Discussions on streamlining NHS services in Glasgow have been ongoing for some time, and today (Tuesday) a paper drawing together the elements of the approach was presented to the Board.
Information will be circulated among staff about the way forward and staff consultation and public/patient engagement will take place until February 14, 2005.
Sir John Arbuthnott, Chairman of NHS Greater Glasgow, explained: "These changes involve streamlining our system across the full range of services and creating more locally-targeted delivery through Community Health Partnerships (CHPs). In this way, frontline staff will have more control, will work closer with other services and will deliver for people in their communities."
The Chairman added: "We have introduced new working arrangements for all staff in the NHS in the form of new contracts.
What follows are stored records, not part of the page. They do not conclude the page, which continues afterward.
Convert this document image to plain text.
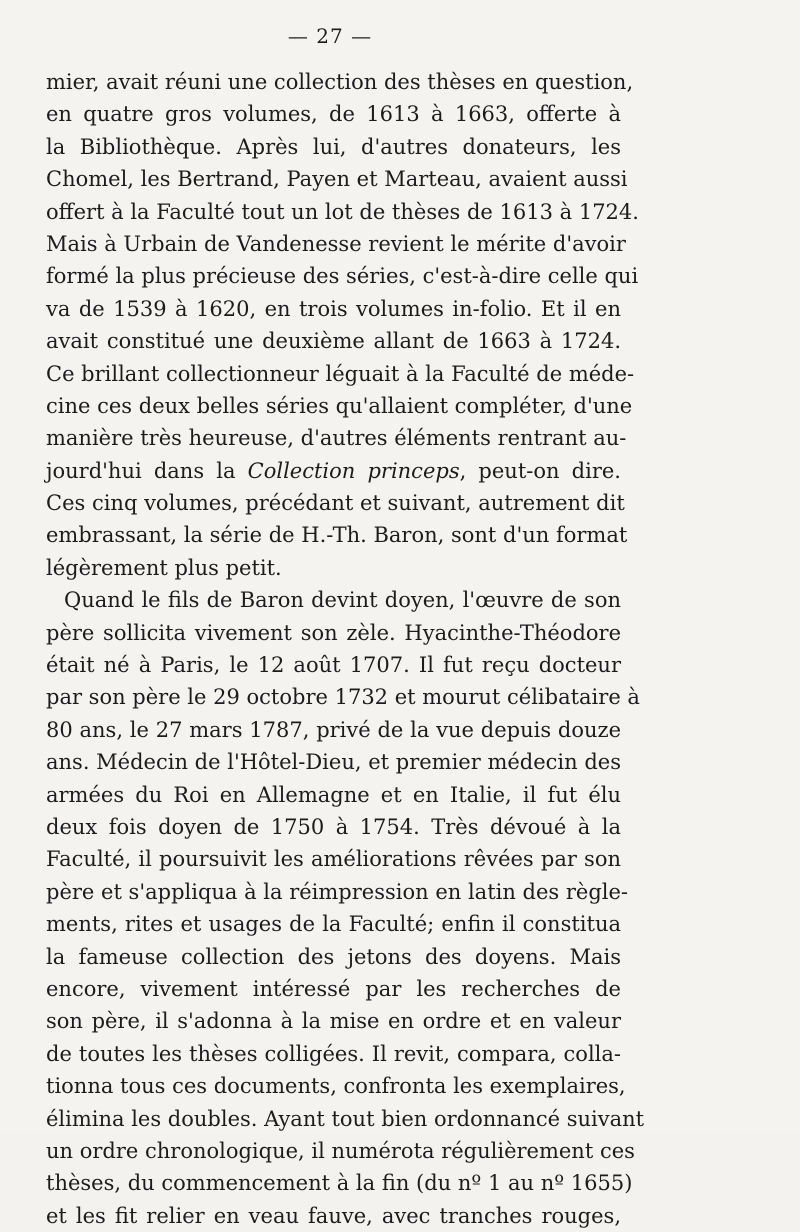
— 27 —
mier, avait réuni une collection des thèses en question,
en quatre gros volumes, de 1613 à 1663, offerte à
la Bibliothèque. Après lui, d'autres donateurs, les
Chomel, les Bertrand, Payen et Marteau, avaient aussi
offert à la Faculté tout un lot de thèses de 1613 à 1724.
Mais à Urbain de Vandenesse revient le mérite d'avoir
formé la plus précieuse des séries, c'est-à-dire celle qui
va de 1539 à 1620, en trois volumes in-folio. Et il en
avait constitué une deuxième allant de 1663 à 1724.
Ce brillant collectionneur léguait à la Faculté de méde-
cine ces deux belles séries qu'allaient compléter, d'une
manière très heureuse, d'autres éléments rentrant au-
jourd'hui dans la Collection princeps, peut-on dire.
Ces cinq volumes, précédant et suivant, autrement dit
embrassant, la série de H.-Th. Baron, sont d'un format
légèrement plus petit.
Quand le fils de Baron devint doyen, l'œuvre de son
père sollicita vivement son zèle. Hyacinthe-Théodore
était né à Paris, le 12 août 1707. Il fut reçu docteur
par son père le 29 octobre 1732 et mourut célibataire à
80 ans, le 27 mars 1787, privé de la vue depuis douze
ans. Médecin de l'Hôtel-Dieu, et premier médecin des
armées du Roi en Allemagne et en Italie, il fut élu
deux fois doyen de 1750 à 1754. Très dévoué à la
Faculté, il poursuivit les améliorations rêvées par son
père et s'appliqua à la réimpression en latin des règle-
ments, rites et usages de la Faculté; enfin il constitua
la fameuse collection des jetons des doyens. Mais
encore, vivement intéressé par les recherches de
son père, il s'adonna à la mise en ordre et en valeur
de toutes les thèses colligées. Il revit, compara, colla-
tionna tous ces documents, confronta les exemplaires,
élimina les doubles. Ayant tout bien ordonnancé suivant
un ordre chronologique, il numérota régulièrement ces
thèses, du commencement à la fin (du nº 1 au nº 1655)
et les fit relier en veau fauve, avec tranches rouges,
The time is right to maximise the benefits of modernisation.
"The added opportunity of closer collaboration with local authorities gives us the means of improving efficiency and of delivering a joined-up service."
Sir John stressed, however, it's important to note that the final part of the restructuring jigsaw - the acute services - won't make a tangible difference to the day-to-day jobs of frontline health staff, for example nurses will still be caring for the same patients in the same way day-by-day, week-by-week.
So why re-structure the city's health service?
The biggest challenge facing Greater Glasgow is improving health and quality of life.
One of the biggest issues we face in Scotland, and Glasgow in particular - in the national health service, local authorities, voluntary sector and community groups and as individuals - is to address our unenviable inequality gaps in health, life and education.
The providers of the health services that can address these issues are many and they are diverse - ranging from social work to housing to mental health to GP services and opticians.
So how will people see the impact of this?
A particular example is child health:
* Child health in Glasgow is of great concern, with far too many vulnerable youngsters facing difficulties with social, physical and mental health problems;
* There are 160,000 children in Greater Glasgow, of which around 25,000 live with a parent or guardian with an addiction problem;
* More than 5,000 of our children are admitted to hospital every year;
* There are six parliamentary constituencies in our area where more than 50% of the children officially live in poverty;
* Five out of 10 children in Greater Glasgow rely on free hot school meals - such is the level of deprivation.
This level of poverty and inequality can only be tackled with local services and action, and a new team approach to providing the whole spectrum of health and health related services is at the cornerstone of CHPs. These will be organisations that are large enough to have clout, big enough to drive forward the health improvement agenda and well enough resourced to make real differences locally; that will influence and work alongside the professionals who deliver acute hospital care services; that are locally managed with input from a wide range of professions, patient and carer representatives, voluntary organisations, and senior management representatives from acute hospitals and joint health and social care partnerships including mental health.
NOTES TO EDITORS:
* NHS Greater Glasgow's re-organisation is separate to Agenda for Change - which is a national move.